B. Termination of Associate’s association with the Market Center will not terminate any of the continuing rights or obligations of either Associate or Licensee under this Agreement, particularly the covenants in Sections 5 and 6.
C. If Associate’s association with the Market Center terminates for any reason, Licensee will release and allow Associate to take all solo listings and buyer agency contracts that Associate was responsible for obtaining. If Associate shares listings or agency contracts with other Associates in the Market Center, the listings or agency contracts will remain with the Market Center, but Associate will receive his or her full share of the related commission when a sale of the property closes.
D. If Associate’s association with the Market Center terminates, Licensee will continue to pay Associate’s commissions on closed transactions in accordance with the commission splitting/capping policies that applied on the date of Associate’s termination.
E. If Associate owes Licensee any Participation Fees or other amounts at the time Associate’s association with the Market Center terminates, or if any amounts become due after termination, Associate authorizes Licensee to deduct the amount due from any commissions or other amounts due Associate until Associate’s account with Licensee has been fully paid.
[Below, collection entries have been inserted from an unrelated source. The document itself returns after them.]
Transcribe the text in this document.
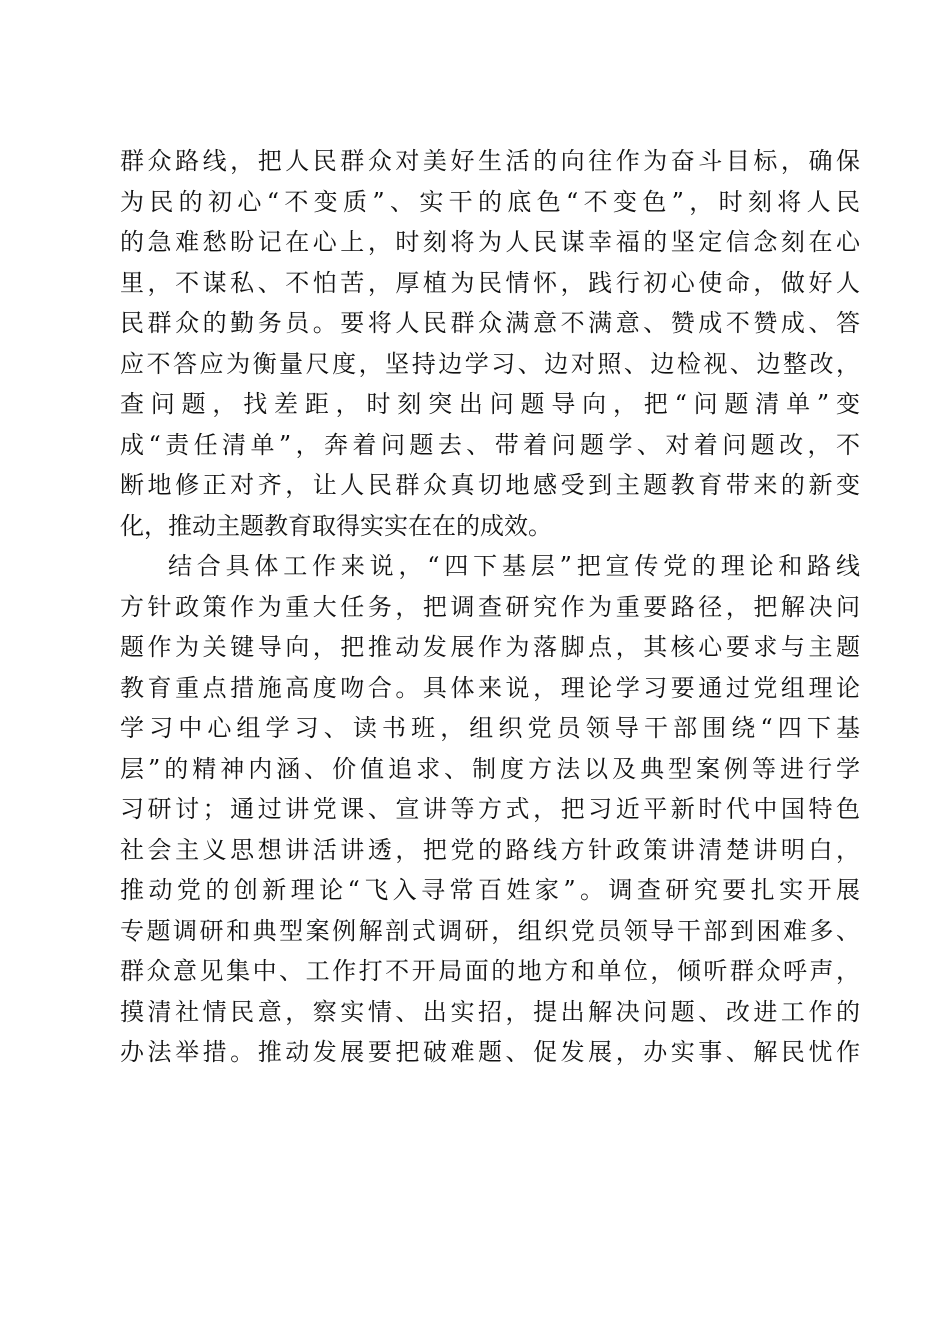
群众路线，把人民群众对美好生活的向往作为奋斗目标，确保
为民的初心“不变质”、实干的底色“不变色”，时刻将人民
的急难愁盼记在心上，时刻将为人民谋幸福的坚定信念刻在心
里，不谋私、不怕苦，厚植为民情怀，践行初心使命，做好人
民群众的勤务员。要将人民群众满意不满意、赞成不赞成、答
应不答应为衡量尺度，坚持边学习、边对照、边检视、边整改，
查问题，找差距，时刻突出问题导向，把“问题清单”变
成“责任清单”，奔着问题去、带着问题学、对着问题改，不
断地修正对齐，让人民群众真切地感受到主题教育带来的新变
化，推动主题教育取得实实在在的成效。
结合具体工作来说，“四下基层”把宣传党的理论和路线
方针政策作为重大任务，把调查研究作为重要路径，把解决问
题作为关键导向，把推动发展作为落脚点，其核心要求与主题
教育重点措施高度吻合。具体来说，理论学习要通过党组理论
学习中心组学习、读书班，组织党员领导干部围绕“四下基
层”的精神内涵、价值追求、制度方法以及典型案例等进行学
习研讨；通过讲党课、宣讲等方式，把习近平新时代中国特色
社会主义思想讲活讲透，把党的路线方针政策讲清楚讲明白，
推动党的创新理论“飞入寻常百姓家”。调查研究要扎实开展
专题调研和典型案例解剖式调研，组织党员领导干部到困难多、
群众意见集中、工作打不开局面的地方和单位，倾听群众呼声，
摸清社情民意，察实情、出实招，提出解决问题、改进工作的
办法举措。推动发展要把破难题、促发展，办实事、解民忧作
A. Associate represents to Licensee that:
(1) Associate is duly licensed as a real estate broker or salesperson (a “Real Estate Professional”) in the state in which the Market Center is located and that Associate is currently authorized to act as a Real Estate Professional in that state.
(2) Associate is not now, and has not been within the last five years, a defendant in any lawsuit alleging professional misconduct or violation of any deceptive trade practices/consumer protection law, nor is Associate currently subject to an investigation by a real estate commission or comparable oversight body.
(3) Associate expressly represents and warrants that Associate is free to associate with the Market Center and that Associate is not bound by a promise or commitment to any other real estate company, agency, association, firm, person or corporation that prohibits or prevents Associate from associating with the Keller Williams system.
(4) No representative of Licensee or KWRI has represented that Associate can earn a living selling real estate, whether working part-time or full-time. Associate recognizes that the predominant method of earning income in the Keller Williams system is through the sale of real estate, and that any recruiting-based income an Associate may earn is purely supplemental.
B. Licensee represents to Associate that Licensee or Licensee’s Operating Principal is duly licensed as a real estate broker in the state in which the Market Center is located.
9. Miscellaneous Provisions
A. If any provision of this Agreement is found to be void or unenforceable by any court or arbitration panel, the finding will have no effect on any other provision of this Agreement, and all other provisions will remain in full force and effect.
B. This Agreement, including Schedule 1 and any policies and guidelines that KWRI and/or the Market Center issues (including but not limited to the KWRI Policies and Guidelines Manual), constitutes the entire agreement and understanding between the parties and supersedes any prior agreement or understanding relating to the subject matter of this Agreement. No change, amendment or waiver of any provision of this Agreement will be binding unless in writing and signed by both Associate and Licensee.